Rethink your recruiting strategy. Companies should take this opportunity to rethink the pace of hiring and employ freelancers where it makes sense. Co-founder and CEO Lily Liu said Startup Piñata has stepped up its cost checks. The company, which operates a tenant credit and rewards program, has about 30 employees and plans to hire 15 more this year. Ms. Liu said that due to the economic outlook, recruiting new workers may take longer than planned. In addition, CIOs said they were looking at opportunity to hire valuable workers people who lose their jobs at other companies or renew their technology contracts with more favorable terms.

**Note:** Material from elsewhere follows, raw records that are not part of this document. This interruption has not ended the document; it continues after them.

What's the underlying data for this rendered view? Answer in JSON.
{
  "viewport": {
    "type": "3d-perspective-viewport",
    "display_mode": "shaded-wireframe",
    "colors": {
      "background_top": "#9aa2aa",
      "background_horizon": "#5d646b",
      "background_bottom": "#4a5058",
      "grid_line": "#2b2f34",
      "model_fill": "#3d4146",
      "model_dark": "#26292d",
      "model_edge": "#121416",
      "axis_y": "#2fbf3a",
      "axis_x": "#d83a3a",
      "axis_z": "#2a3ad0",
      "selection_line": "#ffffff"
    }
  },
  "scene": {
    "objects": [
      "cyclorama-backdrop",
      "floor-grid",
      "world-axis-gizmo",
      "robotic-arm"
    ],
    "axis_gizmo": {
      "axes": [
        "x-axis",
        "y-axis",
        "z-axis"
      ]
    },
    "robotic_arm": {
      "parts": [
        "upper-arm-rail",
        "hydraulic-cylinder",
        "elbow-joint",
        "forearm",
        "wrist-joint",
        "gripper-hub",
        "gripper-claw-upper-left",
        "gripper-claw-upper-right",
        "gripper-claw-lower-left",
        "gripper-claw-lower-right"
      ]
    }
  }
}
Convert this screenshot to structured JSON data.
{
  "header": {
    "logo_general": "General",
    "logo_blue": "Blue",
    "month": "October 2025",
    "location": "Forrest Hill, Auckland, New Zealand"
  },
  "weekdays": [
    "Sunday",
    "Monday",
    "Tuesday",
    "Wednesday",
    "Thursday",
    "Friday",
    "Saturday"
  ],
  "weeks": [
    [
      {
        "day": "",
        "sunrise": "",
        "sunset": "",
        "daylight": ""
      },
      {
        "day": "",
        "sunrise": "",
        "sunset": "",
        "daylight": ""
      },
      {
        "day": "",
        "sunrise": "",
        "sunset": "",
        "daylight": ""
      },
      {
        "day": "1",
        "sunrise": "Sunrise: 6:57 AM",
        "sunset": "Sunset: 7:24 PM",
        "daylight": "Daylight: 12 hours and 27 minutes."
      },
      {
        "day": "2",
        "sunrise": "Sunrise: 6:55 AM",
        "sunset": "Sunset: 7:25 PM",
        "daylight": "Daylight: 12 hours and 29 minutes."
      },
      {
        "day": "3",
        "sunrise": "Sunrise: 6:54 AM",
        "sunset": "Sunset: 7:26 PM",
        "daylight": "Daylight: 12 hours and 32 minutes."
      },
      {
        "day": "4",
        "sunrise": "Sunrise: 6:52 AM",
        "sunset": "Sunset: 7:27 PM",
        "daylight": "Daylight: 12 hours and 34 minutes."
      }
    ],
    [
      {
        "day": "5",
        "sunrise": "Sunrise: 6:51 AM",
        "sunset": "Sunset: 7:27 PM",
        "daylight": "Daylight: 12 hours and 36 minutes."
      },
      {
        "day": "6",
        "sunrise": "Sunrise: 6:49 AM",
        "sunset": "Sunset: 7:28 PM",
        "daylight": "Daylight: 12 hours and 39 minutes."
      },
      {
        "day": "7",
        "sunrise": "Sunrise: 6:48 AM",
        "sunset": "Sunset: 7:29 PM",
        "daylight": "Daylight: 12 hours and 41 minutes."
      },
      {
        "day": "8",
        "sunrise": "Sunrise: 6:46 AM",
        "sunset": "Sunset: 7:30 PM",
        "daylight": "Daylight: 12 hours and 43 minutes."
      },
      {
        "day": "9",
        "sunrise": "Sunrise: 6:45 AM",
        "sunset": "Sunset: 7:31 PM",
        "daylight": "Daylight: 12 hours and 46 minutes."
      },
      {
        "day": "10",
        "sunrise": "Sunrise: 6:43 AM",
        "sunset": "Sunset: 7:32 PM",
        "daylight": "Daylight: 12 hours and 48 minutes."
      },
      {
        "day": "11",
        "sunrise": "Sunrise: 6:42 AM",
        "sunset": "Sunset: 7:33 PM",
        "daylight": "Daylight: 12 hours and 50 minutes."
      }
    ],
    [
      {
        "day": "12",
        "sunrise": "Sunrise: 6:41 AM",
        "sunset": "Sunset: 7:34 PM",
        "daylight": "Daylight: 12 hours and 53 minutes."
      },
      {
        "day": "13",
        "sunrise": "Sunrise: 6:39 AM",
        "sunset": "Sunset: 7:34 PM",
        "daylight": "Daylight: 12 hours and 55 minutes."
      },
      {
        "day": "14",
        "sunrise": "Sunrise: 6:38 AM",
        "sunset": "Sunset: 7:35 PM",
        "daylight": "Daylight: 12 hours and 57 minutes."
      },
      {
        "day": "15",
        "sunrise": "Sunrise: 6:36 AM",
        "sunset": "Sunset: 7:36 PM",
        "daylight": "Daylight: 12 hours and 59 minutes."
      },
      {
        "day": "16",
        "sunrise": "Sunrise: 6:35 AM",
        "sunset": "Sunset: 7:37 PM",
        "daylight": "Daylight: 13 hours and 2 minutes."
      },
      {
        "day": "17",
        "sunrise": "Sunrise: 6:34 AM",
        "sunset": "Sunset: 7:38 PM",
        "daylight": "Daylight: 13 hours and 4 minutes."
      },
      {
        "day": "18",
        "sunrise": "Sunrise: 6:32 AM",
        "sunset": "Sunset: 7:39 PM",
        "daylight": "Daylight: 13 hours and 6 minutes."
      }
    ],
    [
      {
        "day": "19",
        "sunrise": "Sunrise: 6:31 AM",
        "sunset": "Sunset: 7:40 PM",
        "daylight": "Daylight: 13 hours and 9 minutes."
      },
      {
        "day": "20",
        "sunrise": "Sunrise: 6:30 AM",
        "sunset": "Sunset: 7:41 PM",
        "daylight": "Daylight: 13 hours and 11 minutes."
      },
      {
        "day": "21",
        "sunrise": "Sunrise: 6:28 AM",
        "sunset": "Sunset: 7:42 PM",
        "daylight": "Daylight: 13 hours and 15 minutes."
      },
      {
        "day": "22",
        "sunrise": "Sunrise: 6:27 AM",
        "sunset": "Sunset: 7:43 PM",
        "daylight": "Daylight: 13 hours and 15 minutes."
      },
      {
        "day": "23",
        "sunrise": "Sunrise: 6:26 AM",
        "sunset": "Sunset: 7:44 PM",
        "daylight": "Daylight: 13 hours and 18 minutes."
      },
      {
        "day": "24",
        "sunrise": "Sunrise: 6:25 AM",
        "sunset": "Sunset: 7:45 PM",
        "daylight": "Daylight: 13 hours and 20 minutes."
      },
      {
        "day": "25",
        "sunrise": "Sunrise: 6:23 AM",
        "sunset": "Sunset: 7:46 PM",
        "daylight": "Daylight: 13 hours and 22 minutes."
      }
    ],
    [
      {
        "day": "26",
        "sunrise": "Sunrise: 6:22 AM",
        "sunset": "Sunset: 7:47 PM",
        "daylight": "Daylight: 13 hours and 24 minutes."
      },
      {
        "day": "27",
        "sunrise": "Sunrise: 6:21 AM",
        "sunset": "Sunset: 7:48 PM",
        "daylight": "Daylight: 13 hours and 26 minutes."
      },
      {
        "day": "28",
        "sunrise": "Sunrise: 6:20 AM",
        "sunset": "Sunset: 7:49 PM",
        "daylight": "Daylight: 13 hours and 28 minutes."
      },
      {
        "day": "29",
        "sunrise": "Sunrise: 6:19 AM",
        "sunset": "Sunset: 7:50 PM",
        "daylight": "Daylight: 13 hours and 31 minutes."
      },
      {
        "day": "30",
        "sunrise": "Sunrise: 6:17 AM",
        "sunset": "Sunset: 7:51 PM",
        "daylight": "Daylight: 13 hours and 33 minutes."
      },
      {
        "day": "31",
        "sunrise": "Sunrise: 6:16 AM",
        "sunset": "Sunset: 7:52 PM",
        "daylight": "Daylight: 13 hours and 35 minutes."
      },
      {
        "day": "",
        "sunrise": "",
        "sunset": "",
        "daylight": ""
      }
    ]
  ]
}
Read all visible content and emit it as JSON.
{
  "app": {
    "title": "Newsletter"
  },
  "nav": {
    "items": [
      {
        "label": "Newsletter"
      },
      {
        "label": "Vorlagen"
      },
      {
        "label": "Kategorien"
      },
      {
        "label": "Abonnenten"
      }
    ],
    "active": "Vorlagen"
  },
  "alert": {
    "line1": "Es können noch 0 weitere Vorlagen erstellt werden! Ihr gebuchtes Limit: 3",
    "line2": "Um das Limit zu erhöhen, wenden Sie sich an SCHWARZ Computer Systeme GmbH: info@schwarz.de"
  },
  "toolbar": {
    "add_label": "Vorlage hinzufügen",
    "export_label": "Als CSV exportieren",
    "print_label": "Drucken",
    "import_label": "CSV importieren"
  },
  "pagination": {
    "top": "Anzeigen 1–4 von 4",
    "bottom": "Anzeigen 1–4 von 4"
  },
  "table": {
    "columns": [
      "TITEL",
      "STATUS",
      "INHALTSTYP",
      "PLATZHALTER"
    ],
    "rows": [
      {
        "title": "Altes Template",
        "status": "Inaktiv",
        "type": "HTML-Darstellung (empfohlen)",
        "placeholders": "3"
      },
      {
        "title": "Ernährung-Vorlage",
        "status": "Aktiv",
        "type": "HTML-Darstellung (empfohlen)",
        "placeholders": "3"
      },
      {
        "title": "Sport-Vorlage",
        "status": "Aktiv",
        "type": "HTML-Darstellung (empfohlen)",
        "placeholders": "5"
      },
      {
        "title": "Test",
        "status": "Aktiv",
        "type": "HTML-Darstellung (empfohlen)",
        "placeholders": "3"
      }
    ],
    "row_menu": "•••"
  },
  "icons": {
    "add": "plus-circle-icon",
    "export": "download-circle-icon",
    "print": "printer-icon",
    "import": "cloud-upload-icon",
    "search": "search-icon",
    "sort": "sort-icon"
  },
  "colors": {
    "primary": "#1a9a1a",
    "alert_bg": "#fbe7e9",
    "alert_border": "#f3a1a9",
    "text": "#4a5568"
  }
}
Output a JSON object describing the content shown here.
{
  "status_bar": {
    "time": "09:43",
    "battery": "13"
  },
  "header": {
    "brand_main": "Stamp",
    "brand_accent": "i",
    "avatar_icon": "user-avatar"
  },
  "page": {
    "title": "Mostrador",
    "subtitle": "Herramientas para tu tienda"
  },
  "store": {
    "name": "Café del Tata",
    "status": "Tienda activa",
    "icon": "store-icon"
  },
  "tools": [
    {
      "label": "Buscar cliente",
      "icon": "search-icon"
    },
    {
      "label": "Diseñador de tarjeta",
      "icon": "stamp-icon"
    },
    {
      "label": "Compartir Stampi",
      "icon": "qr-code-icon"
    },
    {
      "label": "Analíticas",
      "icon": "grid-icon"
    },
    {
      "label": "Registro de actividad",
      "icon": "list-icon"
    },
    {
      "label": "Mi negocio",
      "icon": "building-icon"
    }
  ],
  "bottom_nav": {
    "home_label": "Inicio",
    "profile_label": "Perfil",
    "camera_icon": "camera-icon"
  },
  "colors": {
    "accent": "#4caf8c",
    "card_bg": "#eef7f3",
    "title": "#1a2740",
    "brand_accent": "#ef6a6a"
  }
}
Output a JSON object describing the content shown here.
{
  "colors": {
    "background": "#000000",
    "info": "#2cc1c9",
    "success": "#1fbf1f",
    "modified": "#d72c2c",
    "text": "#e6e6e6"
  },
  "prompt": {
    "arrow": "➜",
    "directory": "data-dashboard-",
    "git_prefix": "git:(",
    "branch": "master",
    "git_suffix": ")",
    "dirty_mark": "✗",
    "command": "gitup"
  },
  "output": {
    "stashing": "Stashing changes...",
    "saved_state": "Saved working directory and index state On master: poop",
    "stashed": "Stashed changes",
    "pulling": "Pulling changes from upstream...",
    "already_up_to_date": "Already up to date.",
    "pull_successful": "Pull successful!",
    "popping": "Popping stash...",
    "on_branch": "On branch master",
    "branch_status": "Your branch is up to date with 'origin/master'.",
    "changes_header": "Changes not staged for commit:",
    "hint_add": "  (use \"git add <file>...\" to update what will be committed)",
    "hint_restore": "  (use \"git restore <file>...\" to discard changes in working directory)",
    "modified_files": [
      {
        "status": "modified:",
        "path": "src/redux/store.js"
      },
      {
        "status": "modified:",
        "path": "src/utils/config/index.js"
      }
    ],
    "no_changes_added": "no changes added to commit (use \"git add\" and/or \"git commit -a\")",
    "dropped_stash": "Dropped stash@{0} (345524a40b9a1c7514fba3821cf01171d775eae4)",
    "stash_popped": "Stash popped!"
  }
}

Look beyond IT. Work with business units and external IT departments to maximize operational efficiency and reduce costs. According to Gartner’s Lovelock, CIOs should think beyond their departments and help the entire company use their resources and expertise to reduce costs and increase efficiency.

Focus on long-term competitiveness. If IT budgets come under pressure during a downturn, help control costs and deploy capital realistically and responsibly when the situation calls for it. However, it is still possible to convince the company’s management that the recession won’t last forever. The company still has to invest in key strategic areas that drive growth and set the company up for success as the economy begins to recover.